In interviews I have conducted with current and former Taliban representatives who do not support some of the conservative policies of the Taliban government, some have shared that they have relocated their families to other countries. One of them said: “The family is more comfortable abroad and the children’s education can seamlessly continue.”
The lack of public response to the vice and virtue law may signal that disgruntled Taliban members who disapprove of it would not risk breaking the unity of the group over policy disagreements.
Silencing of dissent, however, does not help with the two major problems the Taliban is facing: growing dissatisfaction among the Afghan population and continuing international isolation.

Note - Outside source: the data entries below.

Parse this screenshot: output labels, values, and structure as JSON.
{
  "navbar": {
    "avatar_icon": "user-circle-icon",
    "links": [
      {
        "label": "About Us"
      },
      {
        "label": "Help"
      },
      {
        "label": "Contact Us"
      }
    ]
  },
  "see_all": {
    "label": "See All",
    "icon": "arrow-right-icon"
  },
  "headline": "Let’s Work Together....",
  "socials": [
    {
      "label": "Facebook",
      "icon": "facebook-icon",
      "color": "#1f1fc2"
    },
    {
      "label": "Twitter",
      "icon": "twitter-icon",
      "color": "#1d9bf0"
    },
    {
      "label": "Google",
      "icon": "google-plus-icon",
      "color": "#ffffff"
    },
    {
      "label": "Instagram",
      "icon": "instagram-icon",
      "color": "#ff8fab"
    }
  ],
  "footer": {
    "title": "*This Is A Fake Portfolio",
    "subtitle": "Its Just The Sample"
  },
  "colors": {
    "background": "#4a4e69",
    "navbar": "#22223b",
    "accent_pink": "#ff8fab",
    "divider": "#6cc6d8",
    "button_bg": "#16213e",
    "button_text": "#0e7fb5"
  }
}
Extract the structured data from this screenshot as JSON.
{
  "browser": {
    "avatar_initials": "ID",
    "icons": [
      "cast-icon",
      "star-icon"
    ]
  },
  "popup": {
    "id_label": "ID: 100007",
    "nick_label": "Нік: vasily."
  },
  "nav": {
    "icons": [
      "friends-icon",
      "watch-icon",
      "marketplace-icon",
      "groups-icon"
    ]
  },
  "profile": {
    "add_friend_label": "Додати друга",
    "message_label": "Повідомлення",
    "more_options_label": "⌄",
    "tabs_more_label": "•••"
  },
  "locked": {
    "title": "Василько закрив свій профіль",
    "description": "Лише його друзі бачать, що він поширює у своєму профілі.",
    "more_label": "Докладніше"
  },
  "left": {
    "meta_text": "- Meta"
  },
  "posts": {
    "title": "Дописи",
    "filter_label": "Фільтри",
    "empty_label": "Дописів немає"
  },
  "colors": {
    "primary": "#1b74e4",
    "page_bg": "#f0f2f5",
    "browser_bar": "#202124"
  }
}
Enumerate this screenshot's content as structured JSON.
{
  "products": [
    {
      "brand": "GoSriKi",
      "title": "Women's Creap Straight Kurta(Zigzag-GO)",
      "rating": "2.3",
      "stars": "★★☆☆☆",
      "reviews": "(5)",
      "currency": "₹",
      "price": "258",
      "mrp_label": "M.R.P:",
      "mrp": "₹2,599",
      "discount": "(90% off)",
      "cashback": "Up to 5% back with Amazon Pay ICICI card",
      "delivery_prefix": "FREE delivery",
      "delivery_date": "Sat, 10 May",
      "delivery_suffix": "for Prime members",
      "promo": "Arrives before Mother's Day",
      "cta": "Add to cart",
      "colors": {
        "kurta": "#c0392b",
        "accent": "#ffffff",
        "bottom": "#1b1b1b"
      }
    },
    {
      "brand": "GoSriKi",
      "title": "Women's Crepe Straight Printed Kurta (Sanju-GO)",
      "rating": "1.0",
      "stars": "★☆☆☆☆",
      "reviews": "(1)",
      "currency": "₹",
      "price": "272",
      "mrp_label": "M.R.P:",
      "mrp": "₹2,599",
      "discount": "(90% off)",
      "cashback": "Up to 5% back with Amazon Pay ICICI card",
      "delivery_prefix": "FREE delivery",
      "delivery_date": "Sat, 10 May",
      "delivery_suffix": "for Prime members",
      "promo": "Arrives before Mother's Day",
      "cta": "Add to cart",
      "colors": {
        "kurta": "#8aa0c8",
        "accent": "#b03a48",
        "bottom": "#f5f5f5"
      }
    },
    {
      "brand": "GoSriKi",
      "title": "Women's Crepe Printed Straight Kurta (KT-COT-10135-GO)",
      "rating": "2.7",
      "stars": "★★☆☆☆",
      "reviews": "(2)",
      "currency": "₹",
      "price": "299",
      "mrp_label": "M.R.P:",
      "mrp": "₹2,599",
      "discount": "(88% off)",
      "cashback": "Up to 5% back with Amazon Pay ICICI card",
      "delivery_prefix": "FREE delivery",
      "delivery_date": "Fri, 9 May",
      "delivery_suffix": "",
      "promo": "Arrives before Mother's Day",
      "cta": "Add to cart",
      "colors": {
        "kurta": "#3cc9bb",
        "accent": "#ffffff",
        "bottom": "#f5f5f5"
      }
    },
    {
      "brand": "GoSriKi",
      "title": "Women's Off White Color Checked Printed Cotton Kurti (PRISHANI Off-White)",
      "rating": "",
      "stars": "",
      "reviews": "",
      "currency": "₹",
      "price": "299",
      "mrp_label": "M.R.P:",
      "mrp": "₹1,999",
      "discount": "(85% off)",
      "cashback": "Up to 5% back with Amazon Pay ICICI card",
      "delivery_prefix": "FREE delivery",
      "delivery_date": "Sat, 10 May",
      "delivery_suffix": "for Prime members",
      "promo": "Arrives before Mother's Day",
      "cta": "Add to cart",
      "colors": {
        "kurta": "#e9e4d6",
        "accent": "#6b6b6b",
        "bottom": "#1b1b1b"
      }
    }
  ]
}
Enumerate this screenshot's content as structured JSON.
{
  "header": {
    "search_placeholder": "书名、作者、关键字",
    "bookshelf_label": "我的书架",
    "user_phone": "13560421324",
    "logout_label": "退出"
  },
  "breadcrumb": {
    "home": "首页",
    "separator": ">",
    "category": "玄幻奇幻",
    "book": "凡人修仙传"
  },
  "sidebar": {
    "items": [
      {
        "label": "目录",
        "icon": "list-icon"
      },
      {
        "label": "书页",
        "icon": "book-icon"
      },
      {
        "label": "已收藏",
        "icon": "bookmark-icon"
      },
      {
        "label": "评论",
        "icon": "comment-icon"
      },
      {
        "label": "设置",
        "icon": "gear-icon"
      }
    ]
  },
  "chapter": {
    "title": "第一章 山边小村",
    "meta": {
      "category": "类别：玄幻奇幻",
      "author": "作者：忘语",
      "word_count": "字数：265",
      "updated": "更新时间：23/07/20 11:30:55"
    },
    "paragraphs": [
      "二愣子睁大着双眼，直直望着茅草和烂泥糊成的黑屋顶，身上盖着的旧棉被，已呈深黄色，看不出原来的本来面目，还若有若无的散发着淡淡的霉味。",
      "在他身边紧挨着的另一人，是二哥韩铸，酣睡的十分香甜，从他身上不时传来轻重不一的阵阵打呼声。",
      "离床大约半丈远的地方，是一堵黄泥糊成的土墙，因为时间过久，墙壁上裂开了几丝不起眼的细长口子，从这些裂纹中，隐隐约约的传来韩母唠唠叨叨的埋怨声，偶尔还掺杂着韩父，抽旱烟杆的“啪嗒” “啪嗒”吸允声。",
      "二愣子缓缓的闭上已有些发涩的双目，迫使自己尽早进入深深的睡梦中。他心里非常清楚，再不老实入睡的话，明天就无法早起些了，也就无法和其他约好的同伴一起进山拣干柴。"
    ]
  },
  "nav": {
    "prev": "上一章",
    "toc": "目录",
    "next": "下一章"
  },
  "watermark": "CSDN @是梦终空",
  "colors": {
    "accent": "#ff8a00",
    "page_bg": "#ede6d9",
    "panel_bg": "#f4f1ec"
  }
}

The government in Kabul is feeling the pressure from the Afghan people, who are asking for services and jobs amid a collapsing economy and limited international assistance. That can be alleviated only by gaining international recognition of the Taliban government.
However, efforts of some Taliban members, including Haqqani, to reach out to the international community and seek engagement, more aid and investment are being undermined by Kandahar doubling down on policies like education bans for girls and women and the morality law.
In the end, Akhundzada’s strategy of consolidating power may have the opposite of the intended effect: It may sow more internal division that could lead to fragmentation or even rebellion.
The views expressed in this article are the author’s own and do not necessarily reflect Al Jazeera’s editorial stance.